I have 12 different RNA-seq metatranscriptome samples that I am trying to assemble using Trinity, but my computer (and Galaxy) cannot handle the size of the samples. The sample list is as follows: Microbe type #1 control Microbe type #1 test condition Microbe type #2 control Microbe type #2 test condition Microbe type #3 (from culture #1) control Microbe type #3 (from culture #1) test condition Microbe type #3 (from culture #2) control Microbe type #3 (from culture #2) test condition Microbe type #4 (from culture #3) control Microbe type #4 (from culture #3) test condition Microbe type #4 (from culture #4) control Microbe type #4 (from culture #4) test condition
Microbe type #3 is a specific category of bacteria, but culture #1 and culture #2 consist of different microbial populations.

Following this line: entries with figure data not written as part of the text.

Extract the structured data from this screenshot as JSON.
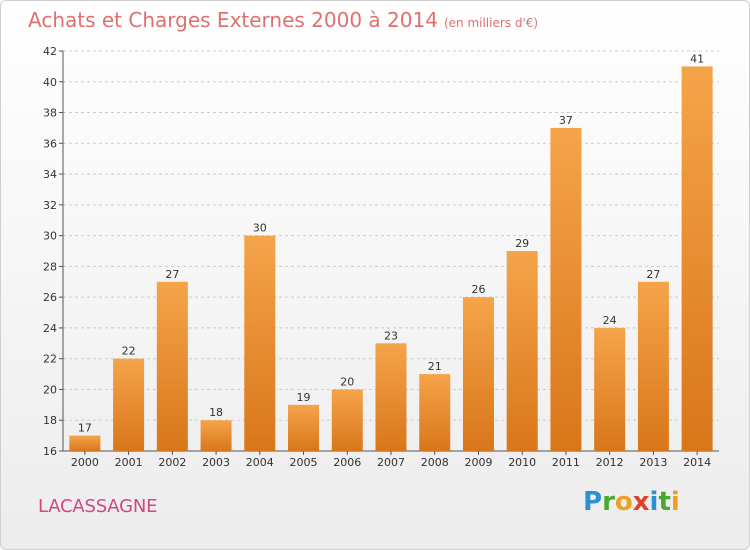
{
  "title": "Achats et Charges Externes 2000 à 2014",
  "subtitle": "(en milliers d'€)",
  "location": "LACASSAGNE",
  "logo": {
    "text": "Proxiti",
    "letters": [
      {
        "ch": "P",
        "color": "#2f8fd0"
      },
      {
        "ch": "r",
        "color": "#4aa830"
      },
      {
        "ch": "o",
        "color": "#f0a020"
      },
      {
        "ch": "x",
        "color": "#e0402c"
      },
      {
        "ch": "i",
        "color": "#2f8fd0"
      },
      {
        "ch": "t",
        "color": "#4aa830"
      },
      {
        "ch": "i",
        "color": "#f0a020"
      }
    ]
  },
  "colors": {
    "title": "#e07070",
    "location": "#d04880",
    "bar_light": "#f5a44a",
    "bar_dark": "#d9761a",
    "axis_text": "#333333",
    "grid": "#cccccc"
  },
  "chart_data": {
    "type": "bar",
    "title": "Achats et Charges Externes 2000 à 2014",
    "subtitle": "(en milliers d'€)",
    "xlabel": "",
    "ylabel": "",
    "categories": [
      "2000",
      "2001",
      "2002",
      "2003",
      "2004",
      "2005",
      "2006",
      "2007",
      "2008",
      "2009",
      "2010",
      "2011",
      "2012",
      "2013",
      "2014"
    ],
    "values": [
      17,
      22,
      27,
      18,
      30,
      19,
      20,
      23,
      21,
      26,
      29,
      37,
      24,
      27,
      41
    ],
    "ylim": [
      16,
      42
    ],
    "yticks": [
      16,
      18,
      20,
      22,
      24,
      26,
      28,
      30,
      32,
      34,
      36,
      38,
      40,
      42
    ],
    "grid": true,
    "legend": "none"
  }
}
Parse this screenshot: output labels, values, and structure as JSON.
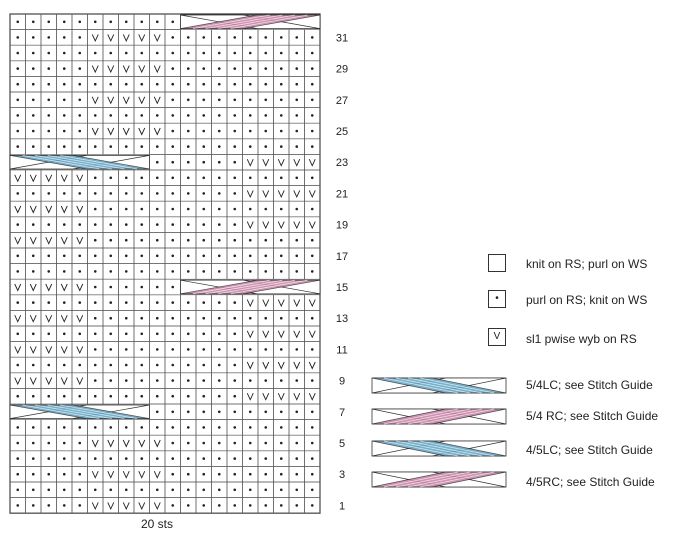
{
  "chart": {
    "stitch_count": 20,
    "row_count": 32,
    "row_labels": [
      "1",
      "3",
      "5",
      "7",
      "9",
      "11",
      "13",
      "15",
      "17",
      "19",
      "21",
      "23",
      "25",
      "27",
      "29",
      "31"
    ],
    "colors": {
      "blue": "#5fa3c4",
      "pink": "#c77fa3",
      "grid": "#555555"
    },
    "rows": [
      ".....VVVVV..........",
      "....................",
      ".....VVVVV..........",
      "....................",
      ".....VVVVV..........",
      "....................",
      "....................",
      "...............VVVVV",
      "VVVVV...............",
      "...............VVVVV",
      "VVVVV...............",
      "...............VVVVV",
      "VVVVV...............",
      "...............VVVVV",
      "VVVVV...............",
      "....................",
      "....................",
      "VVVVV...............",
      "...............VVVVV",
      "VVVVV...............",
      "...............VVVVV",
      "VVVVV...............",
      "...............VVVVV",
      "....................",
      ".....VVVVV..........",
      "....................",
      ".....VVVVV..........",
      "....................",
      ".....VVVVV..........",
      "....................",
      ".....VVVVV..........",
      "...................."
    ],
    "cables": [
      {
        "row": 7,
        "start": 0,
        "width": 9,
        "type": "5/4LC",
        "color": "blue"
      },
      {
        "row": 15,
        "start": 11,
        "width": 9,
        "type": "5/4RC",
        "color": "pink"
      },
      {
        "row": 23,
        "start": 0,
        "width": 9,
        "type": "4/5LC",
        "color": "blue"
      },
      {
        "row": 32,
        "start": 11,
        "width": 9,
        "type": "4/5RC",
        "color": "pink"
      }
    ]
  },
  "legend": {
    "knit": "knit on RS; purl on WS",
    "purl": "purl on RS; knit on WS",
    "slip": "sl1 pwise wyb on RS",
    "slip_symbol": "V",
    "purl_symbol": "•",
    "cable_5_4_lc": "5/4LC; see Stitch Guide",
    "cable_5_4_rc": "5/4 RC; see Stitch Guide",
    "cable_4_5_lc": "4/5LC; see Stitch Guide",
    "cable_4_5_rc": "4/5RC; see Stitch Guide"
  },
  "footer": "20 sts"
}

This goes for microbe type #4 too, with culture #3 and culture #4 consisting of different microbial populations.
These 12 samples were grown in 12 different bioreactors, so there are no replicates (the RNA was extracted and sequenced only once, resulting in 12 different paired-end fastq files).
I have tried putting all 24 fastq files into the same Trinity command:
Trinity --seqType fq --max_memory 200G \
--left sample1.1.fastq.gz,sample2.1.fastq.gz, ... sample12.1.fastq.gz \
--right sample1.2.fastq.gz,sample2.2.fastq.gz, ... sample12.2.fastq.gz --CPU 64
However, this causes my computer to run out of storage and memory. For my purposes, would it be okay to assemble each of the 12 samples one at a time? Alternatively, what if I did 2 assembly runs, with one run consisting of Microbe type #1 and Microbe type #2 (4 reads total), and the second run consisting of Microbe type #3 and Microbe type #4 (8 reads total)?
How would this affect the downstream analyses for quantifying the transcripts and gene abundances, and for differential expression analysis? I know that not having replicates isn't good for analysis but the experimental design wasn't planned well, and I'm not able to re-extract RNA or get more sequencing information. Any advice would be greatly apppreciated.